The Armani Group up too has been committing itself towards using sustainable raw materials for their eyewear lines from Giorgio Armani and Emporio Armani. The 2021 collection will include various sunglasses and optical glasses for men and women produced using sustainable materials and procedures. Over the year around twenty different models made with eco-friendly and sustainable formulas will be presented: from 100 percent recycled materials stemming from an industrial waste recovery and subsequent regranulation process, to highly-valued bio-acetate composed of cellulose and plasticiser mainly deriving from renewable sources. The glasses will be completed with lenses made from partially bio-based materials or pure crystal.  The packaging, from the boxes to the cases, has also been revisited with the use of materials like recycled polyester and paper.

H&M launched their first version of the Higg Index Sustainability Profile, sharing environmental performance scores for materials on selected products across their online stores in Europe and the U.S. Released by the Sustainable Apparel Coalition (SAC) and its technology partner Higg, H&M is one of the very first brands to apply the new Higg Index Sustainability Profile to products. Higg Index Sustainability Profiles are part of the SAC’s new Higg Index transparency program and are based on independently verified environmental impact data from the Higg Materials Sustainability Index (MSI).

Each product is given a score based on the environmental impact of the materials used to make it. Scores range from “baseline” to “3.” Baseline scores are given to products made from conventional materials and scores of 1,2 and 3 are given to products made with materials that have lower environmental impacts.  On each product, customers will also see detailed data on impacts relating to water use, global warming, fossil fuel use and water pollution.
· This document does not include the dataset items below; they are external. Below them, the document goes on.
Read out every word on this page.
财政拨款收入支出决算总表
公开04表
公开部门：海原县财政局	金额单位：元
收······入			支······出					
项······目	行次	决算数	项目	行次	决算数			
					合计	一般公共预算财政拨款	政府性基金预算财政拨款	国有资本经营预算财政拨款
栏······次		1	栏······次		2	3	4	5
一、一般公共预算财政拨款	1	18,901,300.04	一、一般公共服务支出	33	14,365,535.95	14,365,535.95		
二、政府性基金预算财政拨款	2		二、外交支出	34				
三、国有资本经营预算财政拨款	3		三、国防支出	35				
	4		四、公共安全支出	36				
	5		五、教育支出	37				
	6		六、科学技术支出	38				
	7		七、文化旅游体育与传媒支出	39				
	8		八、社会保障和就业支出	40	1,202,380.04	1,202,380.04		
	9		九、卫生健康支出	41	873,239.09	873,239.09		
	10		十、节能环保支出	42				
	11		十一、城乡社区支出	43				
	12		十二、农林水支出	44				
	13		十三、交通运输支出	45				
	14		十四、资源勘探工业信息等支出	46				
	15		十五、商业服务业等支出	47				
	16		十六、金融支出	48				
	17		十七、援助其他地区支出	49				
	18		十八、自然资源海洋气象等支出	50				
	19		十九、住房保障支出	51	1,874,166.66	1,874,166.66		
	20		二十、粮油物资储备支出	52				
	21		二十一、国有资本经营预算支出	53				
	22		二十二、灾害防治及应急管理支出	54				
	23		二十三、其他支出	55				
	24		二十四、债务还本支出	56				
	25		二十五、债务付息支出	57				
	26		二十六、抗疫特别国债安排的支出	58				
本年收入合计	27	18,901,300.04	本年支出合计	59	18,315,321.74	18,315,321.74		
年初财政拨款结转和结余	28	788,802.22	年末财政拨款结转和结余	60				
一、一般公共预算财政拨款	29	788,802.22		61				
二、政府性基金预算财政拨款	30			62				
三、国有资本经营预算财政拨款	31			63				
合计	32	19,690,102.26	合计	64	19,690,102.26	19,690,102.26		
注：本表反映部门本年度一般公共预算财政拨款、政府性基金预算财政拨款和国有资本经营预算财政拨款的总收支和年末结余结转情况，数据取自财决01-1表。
“We are thrilled to launch a first version of the Higg Index Sustainability Profile with material environmental performance scores now available on selected products in all our 31 European online markets & the US. This is a major milestone for us and something we have been working towards for a decade. We firmly believe transparency is key to transforming the fashion industry and we are excited to see this tool further develop so that we can share even more environmental and eventually social data with our customers across our products in the near future”, says Pascal Brun, Head of Sustainability at H&M.

Stepping Forward
And to conclude, Tara Luckman’s quote from the IFFF webinar sums up the entire ongoing concentration on sustainability and its future, “We are in an interesting, heightened time of awareness for social and environmental injustice around the planet. Coupled with unemployment and insecurity triggered by the pandemic, the retail world has witnessed immense change. Consumers are spending more carefully – making fewer and considered purchases of products that are going to last. They are increasingly open to new experiences and opting for most cost savvy options like second-hand trading. This is creating an interesting dynamics for brands. Should they be taking a share of this new emerging markets for circular business or should be focusing on investing in design and manufacture of products to ensure that they are going to meet the changing consumer needs of quality, re-usability, resale, etc. So we can see quite an interesting time around decision making for sustainability.”